The Montana and Wyoming communities of Big Sky and Jackson last winter were new to the Ikon program. Locals complained so vociferously about overcrowding that resort executives published open letters vowing to do a better job of managing crowd sizes.

It’s a precarious balancing act, to be sure. Several resorts now limit the number of days they will honor the passes.

Utah’s Deer Valley Resort, for example, allows Ikon pass holders to ski or ride only seven days per season. Telluride in Colorado, Sun Valley in Idaho, and Jackson Hole in Wyoming are among other resorts that offer limited use with multi-resort passes.

Colorado’s Arapahoe Basin actually quit honoring the Epic pass last year. Chief Operating Officer Alan Henceroth explained to Outside Magazine: “The ski area is feeling a pinch on parking and facility space.”
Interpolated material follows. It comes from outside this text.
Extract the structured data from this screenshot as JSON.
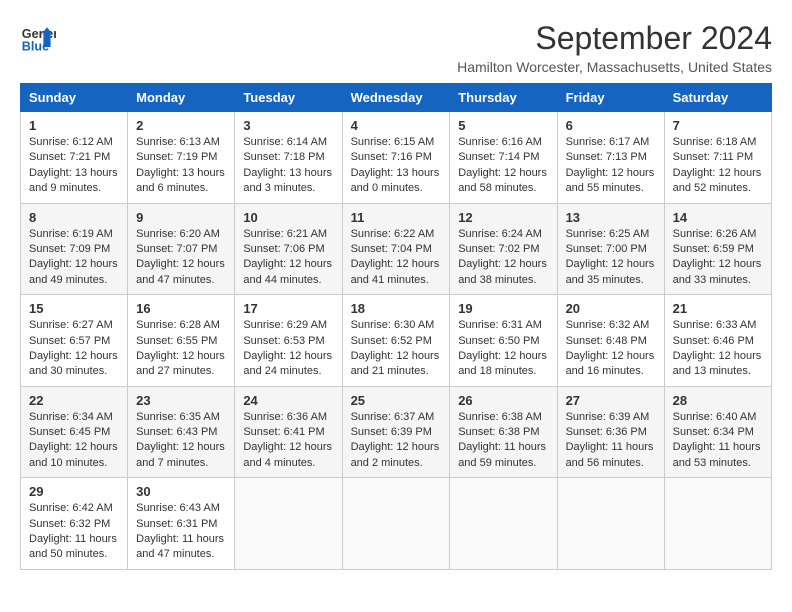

But seven months later the resort began accepting the Ikon pass on a limited basis.

Which brings us back to Powder Mountain, which will allow only 3,000 skiers and snowboarders on its slopes each day this weekend, if you count the 1,500 season-pass holders.

If that seems like a lot, consider that nearby Deer Valley limits its daily crowd to 7,500, and boasts far less terrain.

Said Ryan Byrne, a former competitive skier who from Los Angeles who is building a home on top of Powder Mountain:

“While [the multi-resort passes] are giving more people access, it’s also kind of ruining things for a lot of old-school skiers who just want to enjoy the mountain.

“It’s turned them into Disneyland, waiting in line for an hour to get one run. I haven’t waited in line here for more than three minutes.”